Loreen laughs. Which she does often. We wanted to capture Loreen’s musical mystery and melancholy on picture. But almost half of the pictures that the photograph Peter takes shows a smiling Loreen. There is obvious more sides to miss Loreen.

It was Loreen’s younger sister that pushed her to be in Idol, the show that gave us our first introduction of her. She came in 4th place, it was the program’s first season.
She got a couple of job offers after Idol, but never felt that they were the right thing so instead she traveled.
A friend ask her to help out on a TV-job in New York, ever since she has been working with different productions companies.
She has worked as a component producer the last couple of years, or drama queen as she calls it herself.

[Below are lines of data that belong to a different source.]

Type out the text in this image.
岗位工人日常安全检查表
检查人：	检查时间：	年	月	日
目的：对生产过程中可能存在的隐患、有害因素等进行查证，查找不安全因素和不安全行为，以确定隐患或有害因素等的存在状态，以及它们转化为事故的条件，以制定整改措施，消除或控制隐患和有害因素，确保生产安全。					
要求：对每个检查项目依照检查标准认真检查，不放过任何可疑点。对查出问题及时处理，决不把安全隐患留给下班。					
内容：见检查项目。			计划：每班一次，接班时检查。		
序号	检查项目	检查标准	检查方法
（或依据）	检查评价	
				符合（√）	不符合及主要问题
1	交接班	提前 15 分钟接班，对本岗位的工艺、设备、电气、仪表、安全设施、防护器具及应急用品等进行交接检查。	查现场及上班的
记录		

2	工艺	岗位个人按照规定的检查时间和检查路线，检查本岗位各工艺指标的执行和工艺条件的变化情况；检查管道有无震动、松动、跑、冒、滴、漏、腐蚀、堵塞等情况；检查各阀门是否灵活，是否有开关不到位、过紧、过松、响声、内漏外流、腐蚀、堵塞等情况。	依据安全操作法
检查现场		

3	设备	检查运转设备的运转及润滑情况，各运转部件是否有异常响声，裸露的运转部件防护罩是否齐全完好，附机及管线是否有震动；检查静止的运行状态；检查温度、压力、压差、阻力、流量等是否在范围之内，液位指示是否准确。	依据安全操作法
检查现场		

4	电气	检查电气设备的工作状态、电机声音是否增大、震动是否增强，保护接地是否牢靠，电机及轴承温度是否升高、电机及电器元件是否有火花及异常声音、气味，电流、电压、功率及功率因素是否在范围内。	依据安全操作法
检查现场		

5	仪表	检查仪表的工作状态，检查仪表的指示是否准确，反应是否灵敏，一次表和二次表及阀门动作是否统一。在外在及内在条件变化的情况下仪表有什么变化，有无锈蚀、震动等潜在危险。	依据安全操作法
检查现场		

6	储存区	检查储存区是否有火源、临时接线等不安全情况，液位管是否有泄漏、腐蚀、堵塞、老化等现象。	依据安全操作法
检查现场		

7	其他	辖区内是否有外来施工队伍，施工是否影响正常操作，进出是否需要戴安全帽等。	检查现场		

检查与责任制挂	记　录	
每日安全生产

She create drama and have worked with project like ”Wife free”, ”Food emergency” and Elin Kling’s fashion program. But now, music is everything.
But it took a while to find her sound. The producer and songwriter Moh Denebi, who Loreen known since the Idol-time, got in touch with her on Facebook last year. She together with Björn Djupström had found the thing she was looking for for 6 years. A sound that reflects who Loreen is as an artist.

Måns Zelmerlöw, that sits in the same Facilities as Moh, heard what Loreen and they guys were presenting in the studio. And to give them the creativity freedom they needed he created a record company.
– Haha, yes that was completely crazy. Måns is creative. He is not afraid of anything. I can say ”Let’s take over the world”, he answers ”Good idea!”
She laughs.

My Heart Is Refusing Me is one of Loreen’s songs. They send it it to Melodifestivalen even though many around her were skeptical to this. Something that Loreen didn’t understand.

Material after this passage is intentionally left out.